Governments sometimes have difficulty developing a MS4 Stormwater Management Plan that is efficient in both time and cost. Likewise, it can be challenging to develop a local workforce to maintain green infrastructure BMPs for the distant future, or to use innovative solutions under a constrained timeline.
One Maryland county’s approach, however, found a way to check every box with astounding success. The county’s partnership finished its first phase of BMPs under budget and in half the time. The program was so successful, in fact, it kickstarted the national trend in Community-Based Public Private Partnerships (CBP3s).
A Big Challenge
Prince George’s County is the second most populated county in Maryland — with 27 towns and cities, more than 909,000 citizens, and over 40,000 acres of developed, impervious land. With Chesapeake Bay Total Maximum Daily Loads (TMDLs) and strenuous MS4 permit requirements, the County faced an enormous challenge in developing its Stormwater Management Plan.

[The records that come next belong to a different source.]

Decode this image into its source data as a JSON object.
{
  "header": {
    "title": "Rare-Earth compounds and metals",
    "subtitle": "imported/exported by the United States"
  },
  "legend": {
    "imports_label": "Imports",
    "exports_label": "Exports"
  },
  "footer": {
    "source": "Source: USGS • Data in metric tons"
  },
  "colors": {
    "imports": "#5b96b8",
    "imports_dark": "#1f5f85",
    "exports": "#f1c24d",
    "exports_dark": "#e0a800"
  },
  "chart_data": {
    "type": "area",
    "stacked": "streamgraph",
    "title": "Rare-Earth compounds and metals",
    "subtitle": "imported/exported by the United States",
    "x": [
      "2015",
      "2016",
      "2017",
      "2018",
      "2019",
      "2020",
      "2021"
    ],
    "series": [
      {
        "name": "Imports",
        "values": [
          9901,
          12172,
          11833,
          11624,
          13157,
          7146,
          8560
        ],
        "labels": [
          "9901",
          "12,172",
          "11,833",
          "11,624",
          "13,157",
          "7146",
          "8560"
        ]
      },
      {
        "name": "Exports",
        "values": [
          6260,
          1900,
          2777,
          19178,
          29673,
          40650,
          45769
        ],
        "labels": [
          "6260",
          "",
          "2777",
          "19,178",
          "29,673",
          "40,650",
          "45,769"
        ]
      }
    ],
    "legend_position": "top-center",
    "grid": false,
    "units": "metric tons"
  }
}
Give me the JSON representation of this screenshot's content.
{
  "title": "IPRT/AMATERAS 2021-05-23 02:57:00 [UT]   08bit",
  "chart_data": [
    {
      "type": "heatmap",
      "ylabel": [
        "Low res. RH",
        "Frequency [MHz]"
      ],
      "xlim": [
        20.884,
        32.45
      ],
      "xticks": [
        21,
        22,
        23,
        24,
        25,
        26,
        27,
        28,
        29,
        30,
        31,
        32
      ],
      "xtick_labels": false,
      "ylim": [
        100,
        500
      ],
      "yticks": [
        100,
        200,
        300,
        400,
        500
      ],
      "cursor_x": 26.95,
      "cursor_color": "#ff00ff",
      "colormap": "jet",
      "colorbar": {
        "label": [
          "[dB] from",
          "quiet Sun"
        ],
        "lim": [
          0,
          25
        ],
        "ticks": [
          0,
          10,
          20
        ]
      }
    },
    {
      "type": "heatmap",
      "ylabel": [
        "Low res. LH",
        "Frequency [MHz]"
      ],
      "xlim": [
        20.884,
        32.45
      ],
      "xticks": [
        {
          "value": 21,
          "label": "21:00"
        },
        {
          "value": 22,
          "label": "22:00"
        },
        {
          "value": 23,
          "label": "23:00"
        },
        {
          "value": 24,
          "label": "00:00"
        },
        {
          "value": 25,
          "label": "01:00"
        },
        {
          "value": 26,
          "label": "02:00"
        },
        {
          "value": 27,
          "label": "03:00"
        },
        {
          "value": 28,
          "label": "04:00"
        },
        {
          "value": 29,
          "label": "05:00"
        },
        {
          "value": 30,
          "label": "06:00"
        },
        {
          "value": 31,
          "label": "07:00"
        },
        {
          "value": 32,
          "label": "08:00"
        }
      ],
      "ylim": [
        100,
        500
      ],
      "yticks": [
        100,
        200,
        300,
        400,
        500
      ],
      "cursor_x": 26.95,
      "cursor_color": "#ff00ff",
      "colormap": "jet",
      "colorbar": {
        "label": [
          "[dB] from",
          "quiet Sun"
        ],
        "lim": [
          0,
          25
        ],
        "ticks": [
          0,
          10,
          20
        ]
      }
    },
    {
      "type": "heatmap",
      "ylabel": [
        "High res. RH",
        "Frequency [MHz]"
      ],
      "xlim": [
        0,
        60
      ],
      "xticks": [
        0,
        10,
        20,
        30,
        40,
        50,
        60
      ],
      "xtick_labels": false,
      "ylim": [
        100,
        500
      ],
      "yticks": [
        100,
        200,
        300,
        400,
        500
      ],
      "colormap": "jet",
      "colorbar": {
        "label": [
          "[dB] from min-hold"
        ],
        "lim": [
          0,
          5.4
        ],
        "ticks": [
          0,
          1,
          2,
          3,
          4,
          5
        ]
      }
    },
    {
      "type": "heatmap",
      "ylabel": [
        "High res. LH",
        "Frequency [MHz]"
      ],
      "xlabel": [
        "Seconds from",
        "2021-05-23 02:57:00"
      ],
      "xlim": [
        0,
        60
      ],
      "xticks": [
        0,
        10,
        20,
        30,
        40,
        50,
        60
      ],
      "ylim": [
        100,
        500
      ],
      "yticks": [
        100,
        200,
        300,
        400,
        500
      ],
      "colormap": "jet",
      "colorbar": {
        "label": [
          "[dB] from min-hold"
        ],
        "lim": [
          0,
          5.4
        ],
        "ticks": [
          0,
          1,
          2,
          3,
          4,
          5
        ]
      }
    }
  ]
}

In 2012, Prince George’s County discovered that its fourth-generation MS4 permit would require the County to meet the Chesapeake Bay TMDL requirements. The MS4 permit, to be released in 2014, would also require a list of other tasks to be accomplished by the end of the permit cycle: The County had to lower its pollutants to meet local TMDLs, reduce its impervious surfaces for each cycle, develop a geographic information system mapping for watersheds in the County, and develop public outreach and education programs.
As a part of the Chesapeake Bay’s restoration plan, the County was required to use Bay TMDL restoration strategies to the greatest extent practicable by the end of the permit cycle. The County was also required to use BMPs to retrofit up to 6,105 acres of untreated impervious areas.